= Brian Colvin =

British haematologist (born 1946)

Brian Trevor Colvin (born 17 January 1946) is a British haematologist.

==Education==
Colvin attended Sevenoaks School, and then Clare College, Cambridge, where he attained MA and MB BChir degrees. He completed his medical education at London Hospital Medical College.

==Career==

===Medical and academic positions===
Colvin was consultant haematologist at St Peter's Hospital and Institute of Urology 1977-86, and at Barts and the London Hospital 1977-2009. He was director of postgraduate medical and dental education at the Royal Hospitals NHS Trust, London 1996-99, and Dean of Queen Mary's School of Medicine and Dentistry 1998-2008. He has been appointed honorary professor at Queen Mary College. He was director of the company Clinical Pathology Accreditation Ltd 1998-2004, and since 2008 has been medical director (haemophilia) at Pfizer Europe.
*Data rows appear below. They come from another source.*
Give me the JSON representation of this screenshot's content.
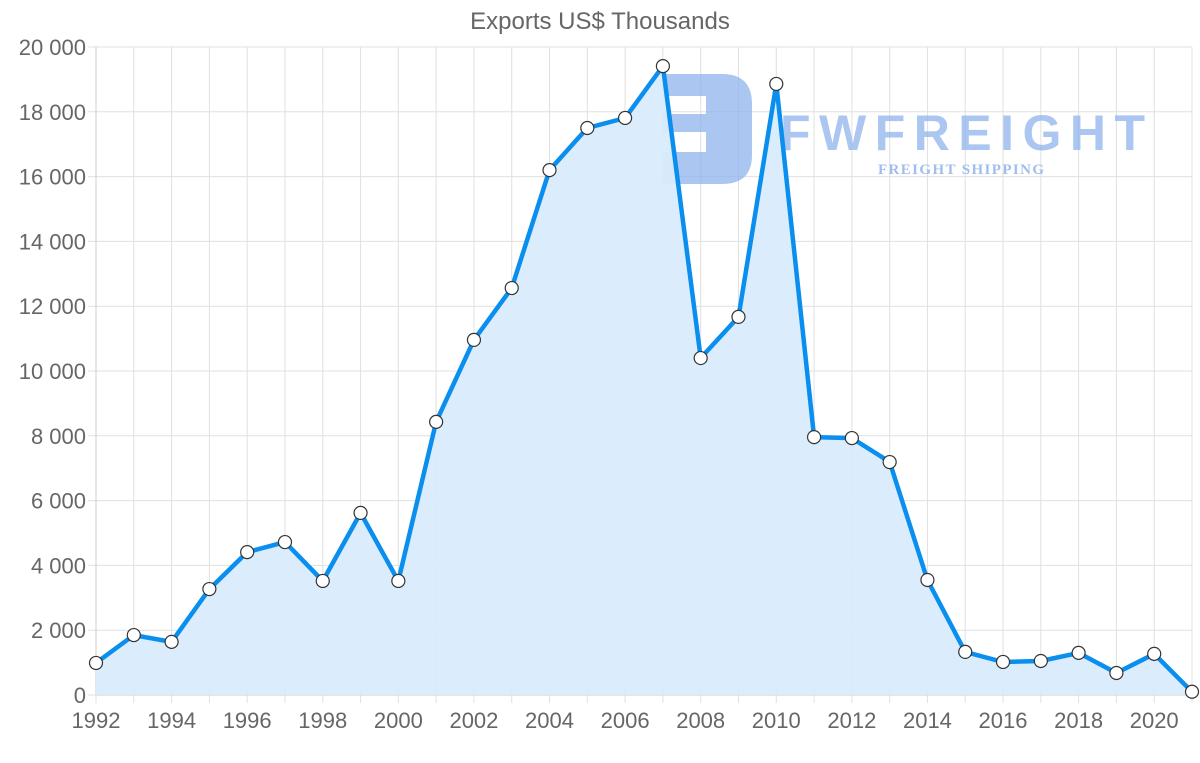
{
  "title": "Exports US$ Thousands",
  "watermark": {
    "brand": "FWFREIGHT",
    "tagline": "FREIGHT SHIPPING",
    "color": "#8fb3ec"
  },
  "colors": {
    "line": "#0a8fef",
    "fill": "#d9ecfc",
    "grid": "#e0e0e0",
    "point_fill": "#ffffff",
    "point_stroke": "#333333",
    "text": "#666666"
  },
  "chart_data": {
    "type": "area",
    "title": "Exports US$ Thousands",
    "xlabel": "",
    "ylabel": "",
    "ylim": [
      0,
      20000
    ],
    "grid": true,
    "legend": "none",
    "y_ticks": [
      "0",
      "2 000",
      "4 000",
      "6 000",
      "8 000",
      "10 000",
      "12 000",
      "14 000",
      "16 000",
      "18 000",
      "20 000"
    ],
    "x_tick_labels": [
      "1992",
      "1994",
      "1996",
      "1998",
      "2000",
      "2002",
      "2004",
      "2006",
      "2008",
      "2010",
      "2012",
      "2014",
      "2016",
      "2018",
      "2020"
    ],
    "x": [
      1992,
      1993,
      1994,
      1995,
      1996,
      1997,
      1998,
      1999,
      2000,
      2001,
      2002,
      2003,
      2004,
      2005,
      2006,
      2007,
      2008,
      2009,
      2010,
      2011,
      2012,
      2013,
      2014,
      2015,
      2016,
      2017,
      2018,
      2019,
      2020,
      2021
    ],
    "series": [
      {
        "name": "Exports",
        "values": [
          990,
          1850,
          1640,
          3270,
          4410,
          4720,
          3520,
          5620,
          3520,
          8430,
          10960,
          12560,
          16200,
          17500,
          17810,
          19410,
          10400,
          11670,
          18860,
          7960,
          7930,
          7190,
          3550,
          1330,
          1020,
          1050,
          1300,
          680,
          1270,
          100
        ]
      }
    ]
  }
}
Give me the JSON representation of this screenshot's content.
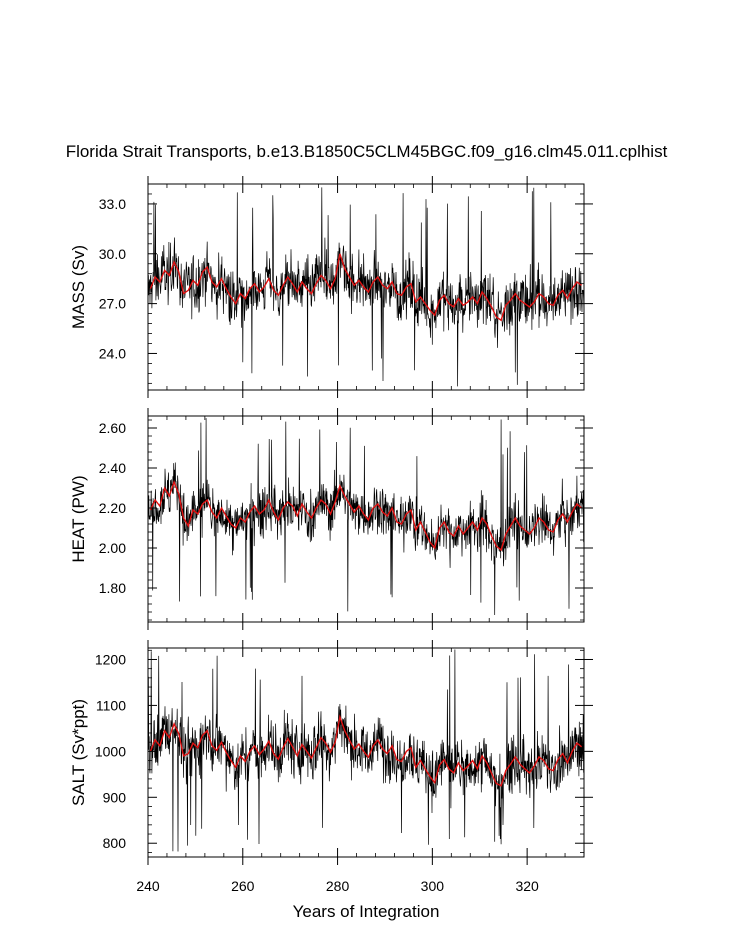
{
  "figure": {
    "title": "Florida Strait Transports, b.e13.B1850C5CLM45BGC.f09_g16.clm45.011.cplhist",
    "xlabel": "Years of Integration"
  },
  "chart_data": [
    {
      "type": "line",
      "ylabel": "MASS (Sv)",
      "xlim": [
        240,
        332
      ],
      "ylim": [
        21.8,
        34.2
      ],
      "xticks": [
        240,
        260,
        280,
        300,
        320
      ],
      "yticks": [
        24.0,
        27.0,
        30.0,
        33.0
      ],
      "ytick_labels": [
        "24.0",
        "27.0",
        "30.0",
        "33.0"
      ],
      "yminor_step": 0.6,
      "series": [
        {
          "kind": "monthly",
          "color": "#000000",
          "mean": 27.8,
          "amplitude": 1.25,
          "spike_up": 34.1,
          "spike_down": 21.9
        },
        {
          "kind": "annual-mean",
          "color": "#e01010",
          "x": [
            240.5,
            241.5,
            242.5,
            243.5,
            244.5,
            245.5,
            246.5,
            247.5,
            248.5,
            249.5,
            250.5,
            251.5,
            252.5,
            253.5,
            254.5,
            255.5,
            256.5,
            257.5,
            258.5,
            259.5,
            260.5,
            261.5,
            262.5,
            263.5,
            264.5,
            265.5,
            266.5,
            267.5,
            268.5,
            269.5,
            270.5,
            271.5,
            272.5,
            273.5,
            274.5,
            275.5,
            276.5,
            277.5,
            278.5,
            279.5,
            280.5,
            281.5,
            282.5,
            283.5,
            284.5,
            285.5,
            286.5,
            287.5,
            288.5,
            289.5,
            290.5,
            291.5,
            292.5,
            293.5,
            294.5,
            295.5,
            296.5,
            297.5,
            298.5,
            299.5,
            300.5,
            301.5,
            302.5,
            303.5,
            304.5,
            305.5,
            306.5,
            307.5,
            308.5,
            309.5,
            310.5,
            311.5,
            312.5,
            313.5,
            314.5,
            315.5,
            316.5,
            317.5,
            318.5,
            319.5,
            320.5,
            321.5,
            322.5,
            323.5,
            324.5,
            325.5,
            326.5,
            327.5,
            328.5,
            329.5,
            330.5,
            331.5
          ],
          "y": [
            27.9,
            28.6,
            28.3,
            29.0,
            28.7,
            29.5,
            28.9,
            27.6,
            27.8,
            28.4,
            28.1,
            28.9,
            29.2,
            28.3,
            28.0,
            28.5,
            27.9,
            27.4,
            27.0,
            27.6,
            27.3,
            27.9,
            28.2,
            27.7,
            28.0,
            28.5,
            27.8,
            27.5,
            28.1,
            28.6,
            28.2,
            27.7,
            28.3,
            27.9,
            27.6,
            28.2,
            28.7,
            28.4,
            27.9,
            28.5,
            30.0,
            29.1,
            28.6,
            28.1,
            28.4,
            28.0,
            27.7,
            28.3,
            28.6,
            28.1,
            27.9,
            28.3,
            27.6,
            27.5,
            28.0,
            28.2,
            27.1,
            27.4,
            27.0,
            26.6,
            26.3,
            27.2,
            27.5,
            27.0,
            26.8,
            27.3,
            26.9,
            27.1,
            27.4,
            27.0,
            27.7,
            27.3,
            26.8,
            26.2,
            26.0,
            26.9,
            27.2,
            27.6,
            27.2,
            27.0,
            26.8,
            27.1,
            27.6,
            27.4,
            27.0,
            26.9,
            27.5,
            27.8,
            27.3,
            27.9,
            28.3,
            28.1
          ]
        }
      ]
    },
    {
      "type": "line",
      "ylabel": "HEAT (PW)",
      "xlim": [
        240,
        332
      ],
      "ylim": [
        1.63,
        2.66
      ],
      "xticks": [
        240,
        260,
        280,
        300,
        320
      ],
      "yticks": [
        1.8,
        2.0,
        2.2,
        2.4,
        2.6
      ],
      "ytick_labels": [
        "1.80",
        "2.00",
        "2.20",
        "2.40",
        "2.60"
      ],
      "yminor_step": 0.04,
      "series": [
        {
          "kind": "monthly",
          "color": "#000000",
          "mean": 2.18,
          "amplitude": 0.09,
          "spike_up": 2.65,
          "spike_down": 1.65
        },
        {
          "kind": "annual-mean",
          "color": "#e01010",
          "x": [
            240.5,
            241.5,
            242.5,
            243.5,
            244.5,
            245.5,
            246.5,
            247.5,
            248.5,
            249.5,
            250.5,
            251.5,
            252.5,
            253.5,
            254.5,
            255.5,
            256.5,
            257.5,
            258.5,
            259.5,
            260.5,
            261.5,
            262.5,
            263.5,
            264.5,
            265.5,
            266.5,
            267.5,
            268.5,
            269.5,
            270.5,
            271.5,
            272.5,
            273.5,
            274.5,
            275.5,
            276.5,
            277.5,
            278.5,
            279.5,
            280.5,
            281.5,
            282.5,
            283.5,
            284.5,
            285.5,
            286.5,
            287.5,
            288.5,
            289.5,
            290.5,
            291.5,
            292.5,
            293.5,
            294.5,
            295.5,
            296.5,
            297.5,
            298.5,
            299.5,
            300.5,
            301.5,
            302.5,
            303.5,
            304.5,
            305.5,
            306.5,
            307.5,
            308.5,
            309.5,
            310.5,
            311.5,
            312.5,
            313.5,
            314.5,
            315.5,
            316.5,
            317.5,
            318.5,
            319.5,
            320.5,
            321.5,
            322.5,
            323.5,
            324.5,
            325.5,
            326.5,
            327.5,
            328.5,
            329.5,
            330.5,
            331.5
          ],
          "y": [
            2.19,
            2.24,
            2.21,
            2.3,
            2.26,
            2.33,
            2.27,
            2.15,
            2.11,
            2.19,
            2.17,
            2.22,
            2.24,
            2.18,
            2.15,
            2.2,
            2.16,
            2.12,
            2.1,
            2.15,
            2.13,
            2.18,
            2.21,
            2.17,
            2.19,
            2.24,
            2.18,
            2.14,
            2.2,
            2.23,
            2.21,
            2.16,
            2.22,
            2.18,
            2.15,
            2.2,
            2.24,
            2.22,
            2.17,
            2.23,
            2.31,
            2.26,
            2.22,
            2.18,
            2.21,
            2.17,
            2.14,
            2.2,
            2.22,
            2.18,
            2.16,
            2.2,
            2.13,
            2.12,
            2.17,
            2.19,
            2.09,
            2.13,
            2.08,
            2.03,
            2.0,
            2.1,
            2.13,
            2.08,
            2.06,
            2.11,
            2.07,
            2.1,
            2.13,
            2.09,
            2.15,
            2.12,
            2.06,
            2.01,
            1.99,
            2.07,
            2.11,
            2.15,
            2.11,
            2.09,
            2.07,
            2.1,
            2.15,
            2.13,
            2.09,
            2.08,
            2.14,
            2.17,
            2.13,
            2.18,
            2.22,
            2.2
          ]
        }
      ]
    },
    {
      "type": "line",
      "ylabel": "SALT (Sv*ppt)",
      "xlim": [
        240,
        332
      ],
      "ylim": [
        770,
        1225
      ],
      "xticks": [
        240,
        260,
        280,
        300,
        320
      ],
      "xtick_labels": [
        "240",
        "260",
        "280",
        "300",
        "320"
      ],
      "yticks": [
        800,
        900,
        1000,
        1100,
        1200
      ],
      "ytick_labels": [
        "800",
        "900",
        "1000",
        "1100",
        "1200"
      ],
      "yminor_step": 20,
      "series": [
        {
          "kind": "monthly",
          "color": "#000000",
          "mean": 995,
          "amplitude": 45,
          "spike_up": 1222,
          "spike_down": 772
        },
        {
          "kind": "annual-mean",
          "color": "#e01010",
          "x": [
            240.5,
            241.5,
            242.5,
            243.5,
            244.5,
            245.5,
            246.5,
            247.5,
            248.5,
            249.5,
            250.5,
            251.5,
            252.5,
            253.5,
            254.5,
            255.5,
            256.5,
            257.5,
            258.5,
            259.5,
            260.5,
            261.5,
            262.5,
            263.5,
            264.5,
            265.5,
            266.5,
            267.5,
            268.5,
            269.5,
            270.5,
            271.5,
            272.5,
            273.5,
            274.5,
            275.5,
            276.5,
            277.5,
            278.5,
            279.5,
            280.5,
            281.5,
            282.5,
            283.5,
            284.5,
            285.5,
            286.5,
            287.5,
            288.5,
            289.5,
            290.5,
            291.5,
            292.5,
            293.5,
            294.5,
            295.5,
            296.5,
            297.5,
            298.5,
            299.5,
            300.5,
            301.5,
            302.5,
            303.5,
            304.5,
            305.5,
            306.5,
            307.5,
            308.5,
            309.5,
            310.5,
            311.5,
            312.5,
            313.5,
            314.5,
            315.5,
            316.5,
            317.5,
            318.5,
            319.5,
            320.5,
            321.5,
            322.5,
            323.5,
            324.5,
            325.5,
            326.5,
            327.5,
            328.5,
            329.5,
            330.5,
            331.5
          ],
          "y": [
            1000,
            1025,
            1012,
            1045,
            1030,
            1060,
            1038,
            990,
            995,
            1018,
            1008,
            1035,
            1045,
            1012,
            1002,
            1020,
            998,
            980,
            965,
            990,
            978,
            1000,
            1012,
            993,
            1005,
            1022,
            995,
            983,
            1008,
            1028,
            1010,
            990,
            1015,
            1000,
            985,
            1008,
            1030,
            1018,
            998,
            1020,
            1075,
            1045,
            1025,
            1005,
            1016,
            1000,
            987,
            1012,
            1025,
            1005,
            995,
            1012,
            982,
            978,
            1000,
            1008,
            965,
            980,
            962,
            945,
            932,
            970,
            982,
            962,
            953,
            975,
            958,
            968,
            980,
            962,
            990,
            975,
            952,
            930,
            925,
            958,
            972,
            988,
            972,
            962,
            953,
            968,
            988,
            980,
            962,
            958,
            982,
            995,
            975,
            1000,
            1018,
            1010
          ]
        }
      ]
    }
  ]
}
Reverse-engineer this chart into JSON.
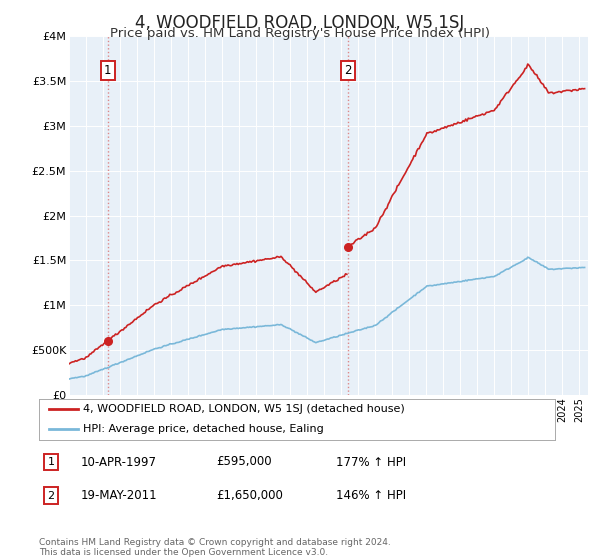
{
  "title": "4, WOODFIELD ROAD, LONDON, W5 1SJ",
  "subtitle": "Price paid vs. HM Land Registry's House Price Index (HPI)",
  "title_fontsize": 12,
  "subtitle_fontsize": 9.5,
  "background_color": "#ffffff",
  "plot_bg_color": "#e8f0f8",
  "grid_color": "#ffffff",
  "purchase1_date": 1997.28,
  "purchase1_price": 595000,
  "purchase2_date": 2011.38,
  "purchase2_price": 1650000,
  "ylim": [
    0,
    4000000
  ],
  "xlim": [
    1995,
    2025.5
  ],
  "legend_line1": "4, WOODFIELD ROAD, LONDON, W5 1SJ (detached house)",
  "legend_line2": "HPI: Average price, detached house, Ealing",
  "annotation1_label": "1",
  "annotation2_label": "2",
  "footer": "Contains HM Land Registry data © Crown copyright and database right 2024.\nThis data is licensed under the Open Government Licence v3.0.",
  "hpi_color": "#7ab8d9",
  "price_color": "#cc2222",
  "vline_color": "#dd8888"
}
===Memberships of professional bodies===
His memberships include: Fellow of the Royal College of Pathologists (RCPath) (since 1988), Fellow of the Royal Society of Medicine (RSM) (1989-2008), and Fellow of the Royal College of Physicians (since 1990). He was the founder director and company secretary of the European Association for Haemophilia, and first author of the European principles of haemophilia care. He has served on various committees including the Medical Advisory Committee of the UK Haemophilia Society (1993-2007), and chaired the Haemostasis and Thrombosis Sub-Committee of the British Committee for Standards in Haematology (1991–94); the Steering Committee of the UK National External Quality Assurance Scheme in Blood Coagulation (1992–96 and 2005–11); the Panel of Examiners in Haematology at the RCPath (1994–99); the National Quality Assurance Advisory Panel in Haematology (1996–98); and the Ethics Committee of the RCPath (2004–08). He was president of the Council of the Pathology Section of the RSM (1996–98), and of the Barts and The London Alumnus Association (2007–11).

==Awards==
In 2012 Colvin was awarded the Queen Mary College Medal.

==Publications==
Colvin is the author of 59 published papers and 14 books and chapters related to haematology.